Luciano Berio
Voci
Kim Kashkashian viola
Vienna Radio Symphony Orchestra
Luciano Berio conductor
Robyn Schulkowsky percussion
Recorded November 1999, ORF Studio, Vienna; May 2000, Teldec Studio, Berlin
Engineers: Josef Schütz and Peter Laenger
Produced by Manfred Eicher
Voci (1984) was among the first works I ever heard by Luciano Berio (1925-2003), and one that affected me deeply from the first. Its inaugural gesture of bells and viola is not unlike the cadenza that introduces Ravel’s Tzigane in its unadulterated physicality. It rings in the air like the Sicilian street calls, lullabies, and folk music that inspired it. Kashkashian carries full orchestral weight in her bow, keening her way through epic travels. Fragmentary dances and incantations trade hands, carving circuitous paths around the piece’s elusive center. Its colorful blend of percussion, winds, and strings is a pastiche of rusticity that brims with almost excessive totality. This is not the careful revelry of the attentive archivist, but rather the unrest of the enraptured reinterpreter. In a fitting stroke of programming, producer Manfred Eicher includes five field recordings from the very regions that so entranced the composer. Of these, the lament is inescapably moving. After this dive into “agro-pastoral” authenticity, we return to land in Naturale (1985), which combines the composer’s own song recordings with viola and percussion. Though more than just a Voci redux, its effects are almost identical, drawn as they are from the same starting point.

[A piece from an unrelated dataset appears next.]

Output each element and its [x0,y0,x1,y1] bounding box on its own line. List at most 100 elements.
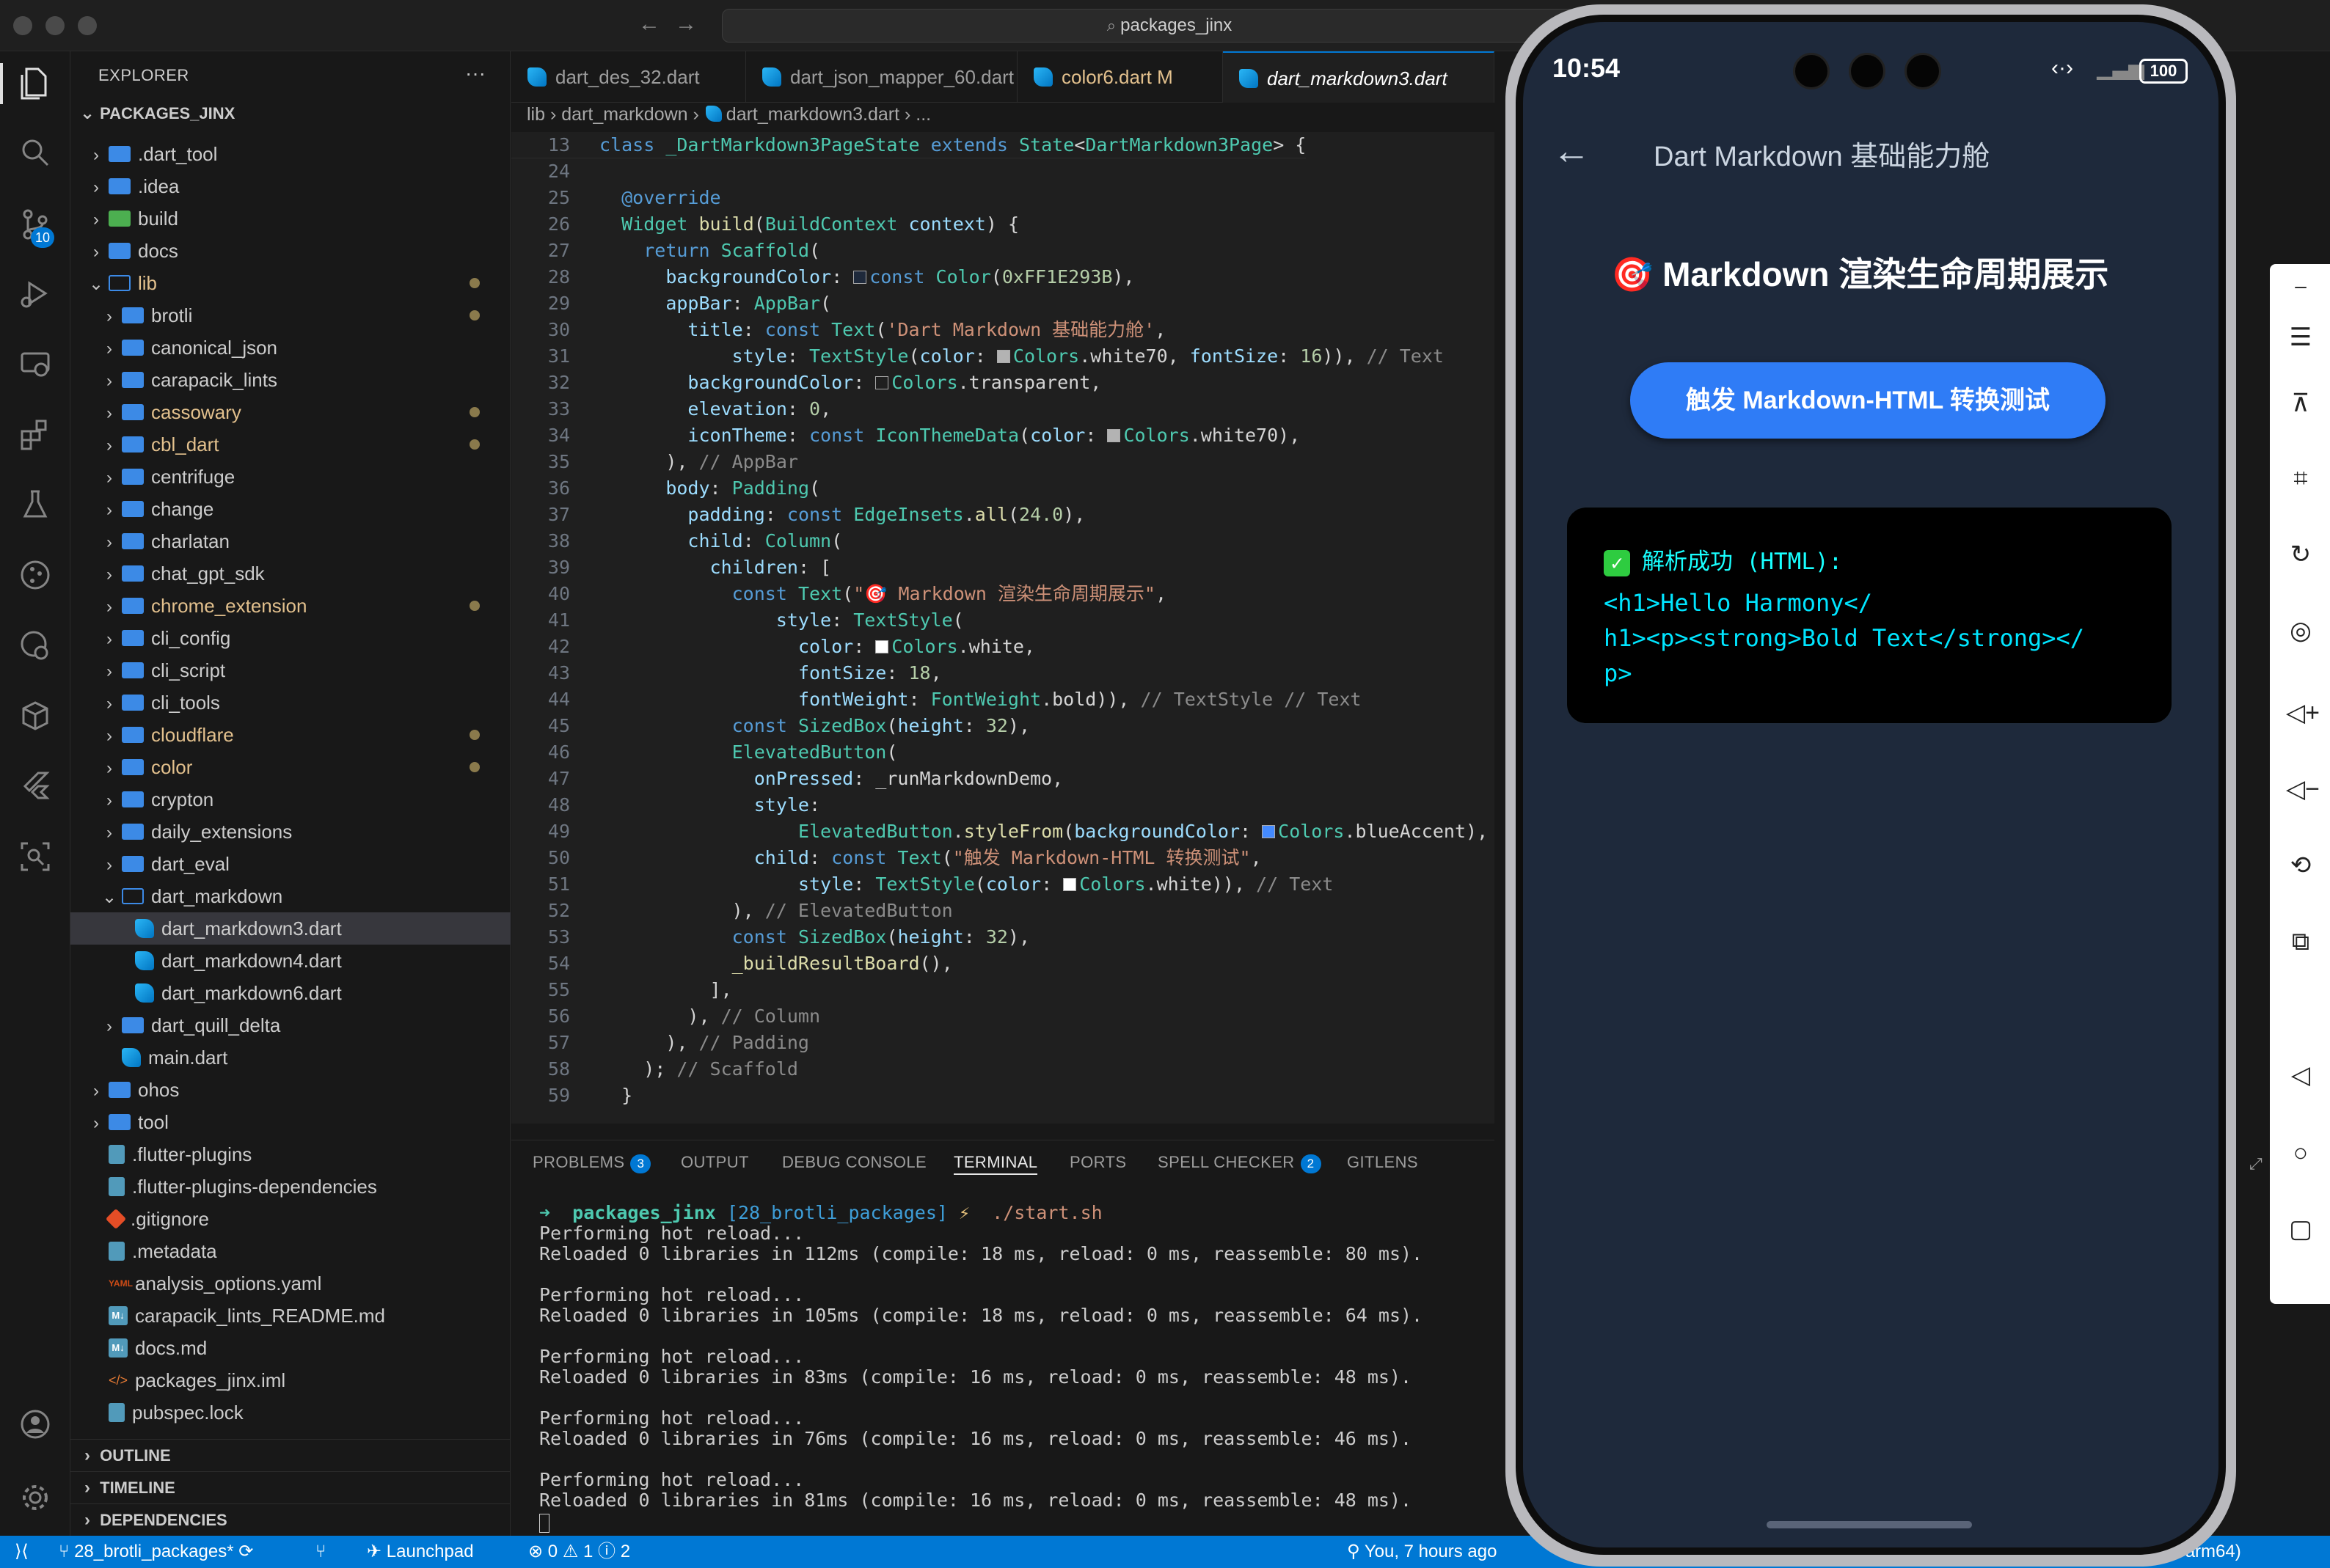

As Berio would have been the first to admit, the “cannibalization” process by which these strains made their way into his meticulous constructions remain free from romantic visions of preservation and speak to a process of linear progression in the continued search for new directions through the fusion of disparate paths. We can be thankful that some of those paths lead straight into our ears.